Decoding the Stock Market: What "Stylized Facts" Reveal About Modern Trading
"Are long-held beliefs about stock market behavior still relevant in today's high-speed, algorithm-driven trading world? A new study re-examines classic market 'stylized facts' to find out."
The stock market can often feel like a chaotic and unpredictable beast. However, for decades, financial experts have identified common patterns across different markets and assets. These patterns, known as "stylized facts," act as fundamental benchmarks for understanding market behavior and evaluating financial models.
One of the most influential compilations of these stylized facts came from Rama Cont in 2001. Cont's work synthesized a wide range of research, identifying 11 statistical properties that seemed to consistently appear in financial price changes (or "returns"). These properties were viewed as essential constraints – any model aiming to accurately represent market returns should be able to reproduce them.
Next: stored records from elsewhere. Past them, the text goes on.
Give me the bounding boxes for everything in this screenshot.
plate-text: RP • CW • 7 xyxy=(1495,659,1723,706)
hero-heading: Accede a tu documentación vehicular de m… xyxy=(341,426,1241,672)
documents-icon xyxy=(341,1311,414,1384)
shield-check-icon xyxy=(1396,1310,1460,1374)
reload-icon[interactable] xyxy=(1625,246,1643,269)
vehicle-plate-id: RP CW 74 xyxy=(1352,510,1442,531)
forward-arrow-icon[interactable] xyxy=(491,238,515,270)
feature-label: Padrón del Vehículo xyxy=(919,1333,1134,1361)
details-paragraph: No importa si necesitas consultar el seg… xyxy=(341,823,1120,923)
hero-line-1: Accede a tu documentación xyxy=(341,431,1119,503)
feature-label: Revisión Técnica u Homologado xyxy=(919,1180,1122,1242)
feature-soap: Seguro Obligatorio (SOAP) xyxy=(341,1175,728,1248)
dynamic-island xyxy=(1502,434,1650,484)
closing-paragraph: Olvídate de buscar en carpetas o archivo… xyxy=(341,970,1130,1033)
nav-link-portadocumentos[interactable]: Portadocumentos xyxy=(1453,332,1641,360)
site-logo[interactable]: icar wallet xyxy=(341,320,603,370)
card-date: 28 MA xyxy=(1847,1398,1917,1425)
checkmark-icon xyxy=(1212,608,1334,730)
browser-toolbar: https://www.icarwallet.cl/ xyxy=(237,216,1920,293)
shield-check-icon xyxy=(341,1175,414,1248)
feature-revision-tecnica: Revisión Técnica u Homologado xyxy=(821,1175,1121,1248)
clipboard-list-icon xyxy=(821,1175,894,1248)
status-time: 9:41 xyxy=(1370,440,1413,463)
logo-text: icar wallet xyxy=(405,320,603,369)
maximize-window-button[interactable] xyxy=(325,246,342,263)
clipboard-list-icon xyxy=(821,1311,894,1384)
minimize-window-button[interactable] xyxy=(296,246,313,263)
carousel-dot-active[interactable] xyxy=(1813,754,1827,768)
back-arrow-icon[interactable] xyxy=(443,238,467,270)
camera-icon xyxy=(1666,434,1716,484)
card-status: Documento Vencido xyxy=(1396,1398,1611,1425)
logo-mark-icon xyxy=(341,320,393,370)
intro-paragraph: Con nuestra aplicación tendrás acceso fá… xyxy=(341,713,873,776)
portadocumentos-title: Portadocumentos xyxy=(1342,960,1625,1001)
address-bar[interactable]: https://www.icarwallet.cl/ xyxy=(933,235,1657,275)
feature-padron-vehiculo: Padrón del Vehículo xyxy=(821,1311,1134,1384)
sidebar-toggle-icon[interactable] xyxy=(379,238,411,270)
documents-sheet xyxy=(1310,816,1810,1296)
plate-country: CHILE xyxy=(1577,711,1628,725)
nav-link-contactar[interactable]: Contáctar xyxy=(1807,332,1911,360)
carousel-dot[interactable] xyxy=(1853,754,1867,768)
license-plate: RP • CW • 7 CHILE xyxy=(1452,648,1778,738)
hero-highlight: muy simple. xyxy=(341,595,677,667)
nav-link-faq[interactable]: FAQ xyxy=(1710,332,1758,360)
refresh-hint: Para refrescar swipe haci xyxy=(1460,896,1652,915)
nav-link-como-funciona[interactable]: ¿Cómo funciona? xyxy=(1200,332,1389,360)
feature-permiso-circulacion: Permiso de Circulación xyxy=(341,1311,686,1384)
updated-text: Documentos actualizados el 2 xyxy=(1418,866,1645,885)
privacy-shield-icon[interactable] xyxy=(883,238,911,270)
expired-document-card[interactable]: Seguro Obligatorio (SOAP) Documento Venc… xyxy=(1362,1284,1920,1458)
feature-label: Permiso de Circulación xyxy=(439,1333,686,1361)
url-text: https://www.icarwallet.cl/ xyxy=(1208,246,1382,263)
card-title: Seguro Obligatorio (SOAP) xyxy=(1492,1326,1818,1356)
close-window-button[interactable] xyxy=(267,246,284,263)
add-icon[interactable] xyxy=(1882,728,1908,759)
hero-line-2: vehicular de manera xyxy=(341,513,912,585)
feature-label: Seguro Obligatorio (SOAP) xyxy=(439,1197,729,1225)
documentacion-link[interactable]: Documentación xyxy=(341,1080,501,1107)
But the financial world has changed dramatically since 2001. The rise of automated trading, evolving regulations, and technological advancements have reshaped market dynamics. This raises a critical question: Do the stylized facts Cont identified still hold true in today's modern stock markets? And, should we expect every stock to behave according to all these facts all the time?
The Core Question: Do Old Rules Still Apply?

A recent study has tackled these questions head-on, revisiting Cont's stylized facts in the context of today's U.S. stock market. The researchers analyzed high-frequency trading data from October 2018 to March 2019, focusing on the individual stocks within the Dow Jones Industrial Average (Dow 30).
- Absence of Autocorrelations: Returns aren't easily predictable, except for very short intraday periods.
- Heavy Tails: Returns distributions have more extreme values than a normal distribution would predict.
- Gain/Loss Asymmetry: Stock prices tend to experience larger drops than rises.
- Aggregational Gaussianity: As the time scale increases, returns distributions look more like a normal distribution.
- Intermittency: Returns show irregular bursts of volatility.
- Volatility Clustering: High volatility events tend to cluster together in time.
- Conditional Heavy Tails: Returns still exhibit heavy tails even after correcting for volatility clustering.
- Slow Decay of Autocorrelation in Absolute Returns: The autocorrelation of absolute returns decays slowly over time.
- Leverage Effect: Volatility is negatively correlated with an asset's returns.
- Volume/Volatility Correlation: Trading volume is correlated with volatility.
- Asymmetry in Timescales: Measures of volatility can predict volatility at finer timescales better than the reverse.
The Verdict: Which Stylized Facts Still Ring True?
The research found strong evidence supporting eight of Cont's original stylized facts in today's market. These included the absence of autocorrelations, heavy tails, aggregational Gaussianity, intermittency, volatility clustering, conditional heavy tails, and the slow decay of autocorrelation in absolute returns. However, they found no support for gain/loss asymmetry, the leverage effect, or asymmetry in timescales when looking at individual stocks.